Montreux contiene il principio della libertà di passaggio per le navi mercantili, in tempo di pace e di guerra, senza alcun pagamento, pur prevedendo alcune differenze. Per quanto riguarda il passaggio delle navi da guerra, vieta il passaggio di alcuni tipi di navi da guerra (portaerei, sottomarini e grandi navi da guerra oltre una certa dimensione) agli Stati non rivieraschi del Mar Nero. Le navi da guerra e le navi ausiliarie degli Stati non rivieraschi del Mar Nero possono passare nel Mar Nero a condizione di rispettare alcune limitazioni. Possono rimanere nel Mar Nero per un massimo di 21 giorni. Il numero e il tonnellaggio totale delle navi da guerra che tali Stati possono mantenere nel Mar Nero durante questo periodo sono stati determinati in dettaglio. Esistono disposizioni dettagliate sul passaggio delle navi da guerra in tempo di guerra e in tempo di pace, sul fatto che la Turchia sia o meno parte in guerra, o che la Turchia si senta o meno sotto la minaccia imminente di una guerra. Montreux è molto chiara su queste regole. Non c'è la minima ambiguità, incertezza o situazione aperta a interpretazioni.
CONCLUSIONE
Considerando gli sforzi della NATO, che conta 32 membri con l'adesione di Svezia e Finlandia, per rafforzarsi nell'Europa orientale, nei Balcani e nel Mar Nero, in questo contesto il fatto che gli Stati Uniti assegnino compiti importanti a Romania e Polonia, l'aumento delle loro basi nei paesi della regione, il massiccio dispiegamento militare effettuato in Grecia e gli attacchi del binomio USA-Israele contro l'Iran, si comprende meglio quanto sia importante Montreux. Perché, sebbene gli Stati Uniti non siano rivieraschi del Mar Nero, il più grande ostacolo che incontrano mentre cercano di essere presenti permanentemente nel Mar Nero e di violare le disposizioni di Montreux sotto il nome di "Forza Navale NATO" è proprio Montreux.

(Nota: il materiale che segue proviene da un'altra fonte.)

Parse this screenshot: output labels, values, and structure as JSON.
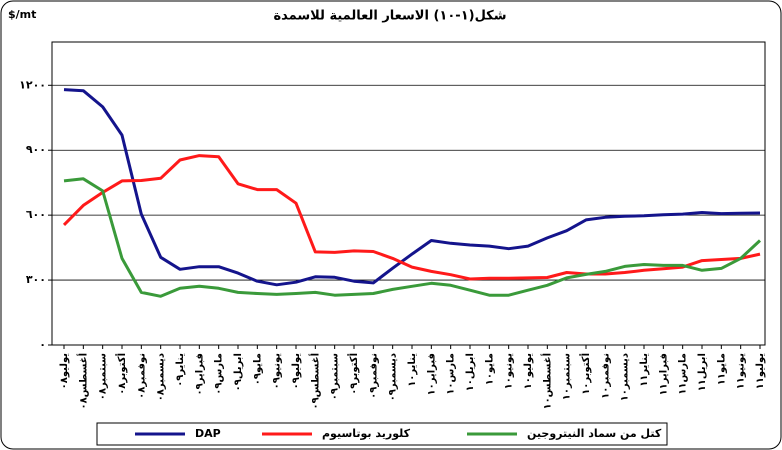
{
  "chart_data": {
    "type": "line",
    "title": "شكل(١-١٠) الاسعار العالمية للاسمدة",
    "y_label": "$/mt",
    "categories": [
      "يوليو٠٨",
      "أغسطس٠٨",
      "سبتمبر٠٨",
      "أكتوبر٠٨",
      "نوفمبر٠٨",
      "ديسمبر٠٨",
      "يناير٠٩",
      "فبراير٠٩",
      "مارس٠٩",
      "ابريل٠٩",
      "مايو٠٩",
      "يونيو٠٩",
      "يوليو٠٩",
      "أغسطس٠٩",
      "سبتمبر٠٩",
      "أكتوبر٠٩",
      "نوفمبر٠٩",
      "ديسمبر٠٩",
      "يناير١٠",
      "فبراير١٠",
      "مارس١٠",
      "ابريل١٠",
      "مايو١٠",
      "يونيو١٠",
      "يوليو١٠",
      "أغسطس١٠",
      "سبتمبر١٠",
      "أكتوبر١٠",
      "نوفمبر١٠",
      "ديسمبر١٠",
      "يناير١١",
      "فبراير١١",
      "مارس١١",
      "ابريل١١",
      "مايو١١",
      "يونيو١١",
      "يوليو١١"
    ],
    "series": [
      {
        "name": "DAP",
        "color": "#14148c",
        "values": [
          1180,
          1175,
          1100,
          970,
          605,
          405,
          350,
          362,
          362,
          332,
          295,
          278,
          290,
          315,
          313,
          295,
          287,
          355,
          420,
          483,
          470,
          462,
          457,
          445,
          457,
          495,
          528,
          578,
          590,
          595,
          597,
          602,
          605,
          612,
          607,
          609,
          610
        ]
      },
      {
        "name": "كلوريد بوتاسيوم",
        "color": "#ff1a1a",
        "values": [
          555,
          645,
          705,
          758,
          760,
          770,
          855,
          875,
          870,
          745,
          718,
          718,
          655,
          430,
          428,
          435,
          432,
          400,
          360,
          340,
          325,
          305,
          308,
          308,
          310,
          312,
          335,
          328,
          328,
          335,
          345,
          352,
          360,
          390,
          395,
          400,
          420
        ]
      },
      {
        "name": "كتل من سماد النيتروجين",
        "color": "#3a9a3a",
        "values": [
          758,
          768,
          712,
          400,
          243,
          225,
          262,
          271,
          262,
          243,
          238,
          234,
          238,
          243,
          230,
          234,
          238,
          257,
          271,
          285,
          276,
          253,
          230,
          230,
          253,
          276,
          310,
          326,
          340,
          363,
          372,
          368,
          368,
          345,
          354,
          400,
          483
        ]
      }
    ],
    "ylim": [
      0,
      1400
    ],
    "yticks": [
      {
        "value": 0,
        "label": "٠"
      },
      {
        "value": 300,
        "label": "٣٠٠"
      },
      {
        "value": 600,
        "label": "٦٠٠"
      },
      {
        "value": 900,
        "label": "٩٠٠"
      },
      {
        "value": 1200,
        "label": "١٢٠٠"
      }
    ],
    "grid": true,
    "legend": "bottom"
  }
}
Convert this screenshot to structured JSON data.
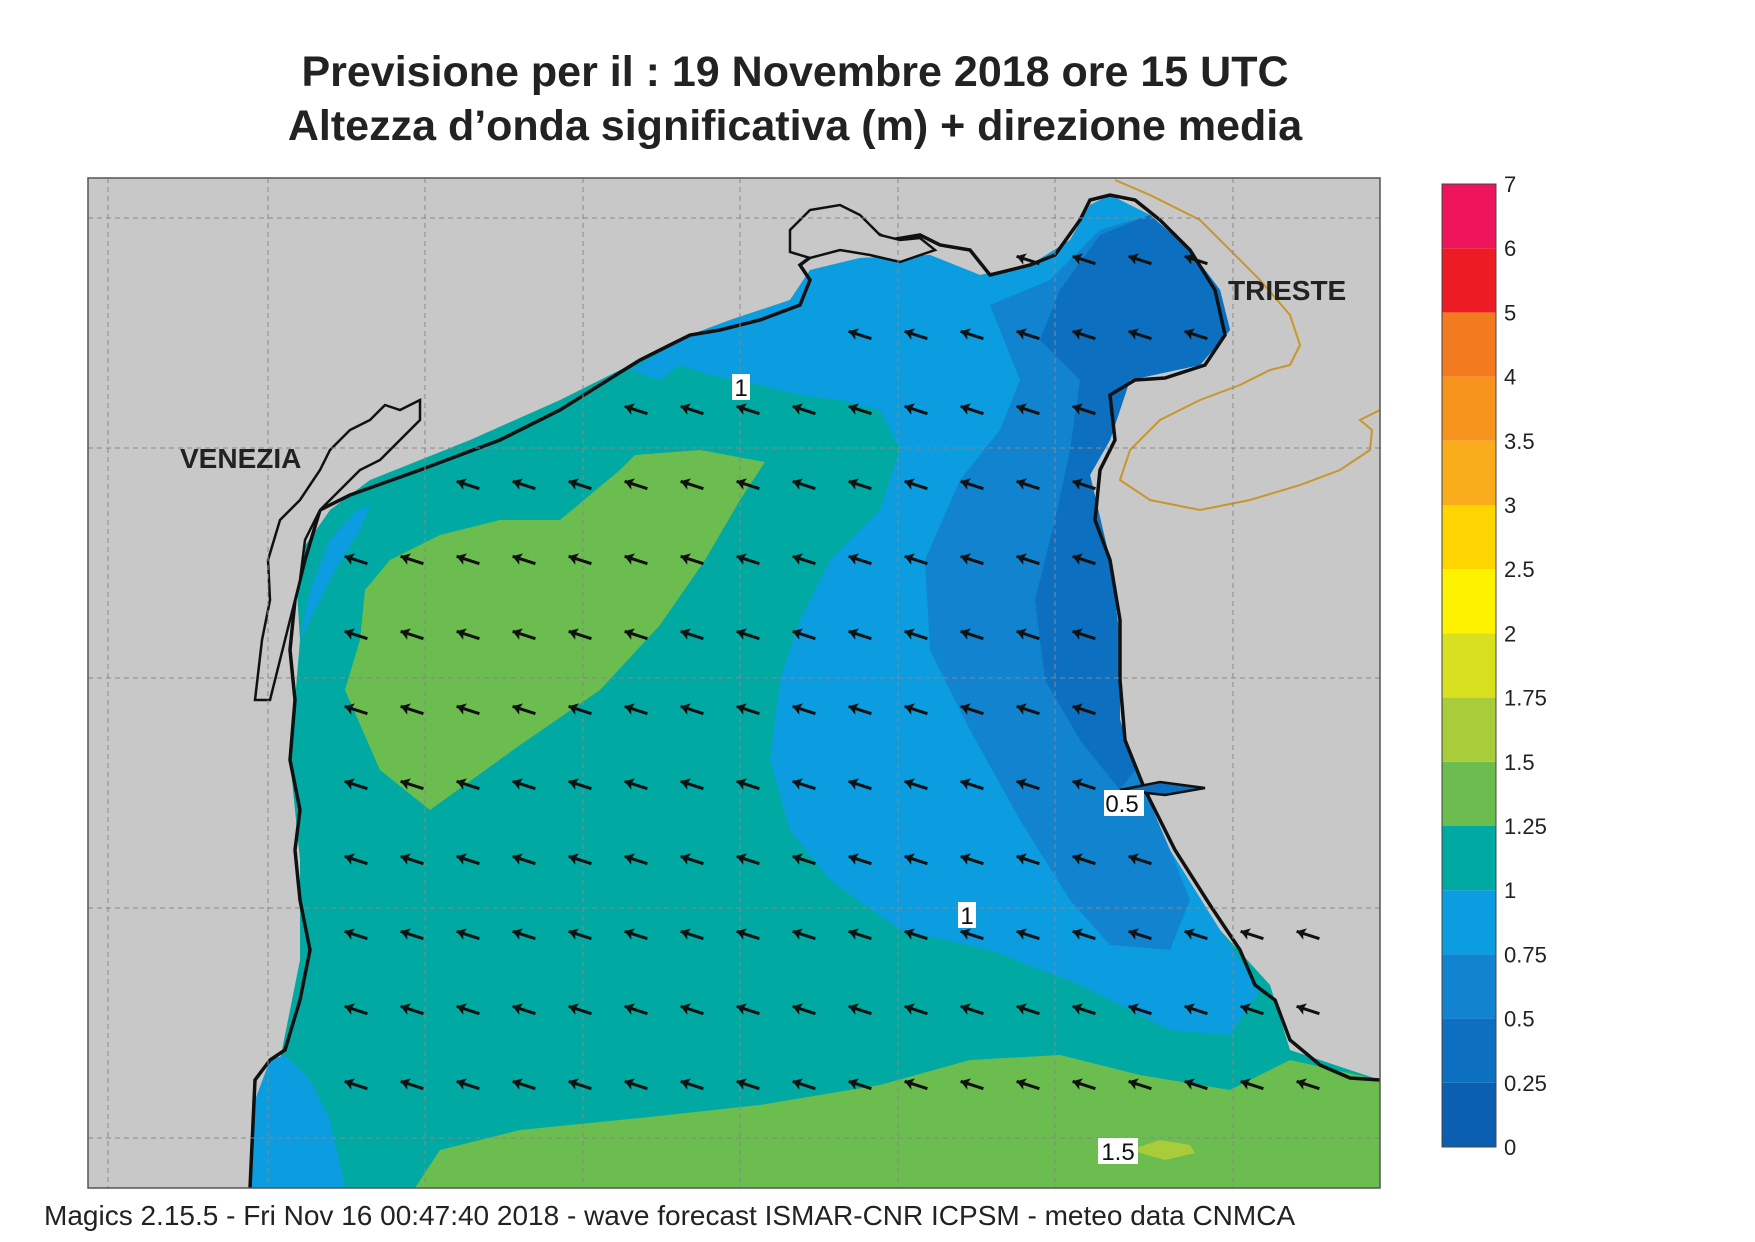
{
  "title": {
    "line1": "Previsione per il  :  19 Novembre  2018   ore 15 UTC",
    "line2": "Altezza d’onda significativa (m) + direzione media"
  },
  "labels": {
    "venezia": "VENEZIA",
    "trieste": "TRIESTE"
  },
  "contour_labels": [
    "1",
    "1",
    "0.5",
    "1.5"
  ],
  "legend": {
    "ticks": [
      "0",
      "0.25",
      "0.5",
      "0.75",
      "1",
      "1.25",
      "1.5",
      "1.75",
      "2",
      "2.5",
      "3",
      "3.5",
      "4",
      "5",
      "6",
      "7"
    ],
    "colors": [
      "#0a5fb0",
      "#0c6fc0",
      "#1283cf",
      "#0b9de0",
      "#00aaa3",
      "#6cbd4f",
      "#a8cc3a",
      "#d8e020",
      "#fff200",
      "#ffd500",
      "#f9ad1a",
      "#f7941d",
      "#f47a20",
      "#ed1c24",
      "#ed145b"
    ]
  },
  "footer": "Magics 2.15.5 - Fri Nov 16 00:47:40 2018 - wave forecast  ISMAR-CNR  ICPSM - meteo data   CNMCA",
  "arrow_direction": "toward-west-southwest"
}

Oggi, nonostante i tanti problemi nella regione, dalla guerra tra Russia e Ucraina ai tentativi degli Stati Uniti di mostrare permanentemente la propria bandiera nel Mar Nero usando anche la NATO, se è stato possibile stabilire equilibrio, stabilità, pace e sicurezza nel Mar Nero, ciò è opera del regime stabilito a Montreux. Montreux è una convenzione così forte e solida che, oltre a impedire l'ingresso accidentale, involontario o forzato in una guerra, ha portato stabilità non solo alla Turchia e agli Stati rivieraschi del Mar Nero, ma a tutta la regione. Per questo motivo, mettere in discussione Montreux significa mettere in discussione la sovranità definitiva e chiara della Turchia sugli Stretti turchi.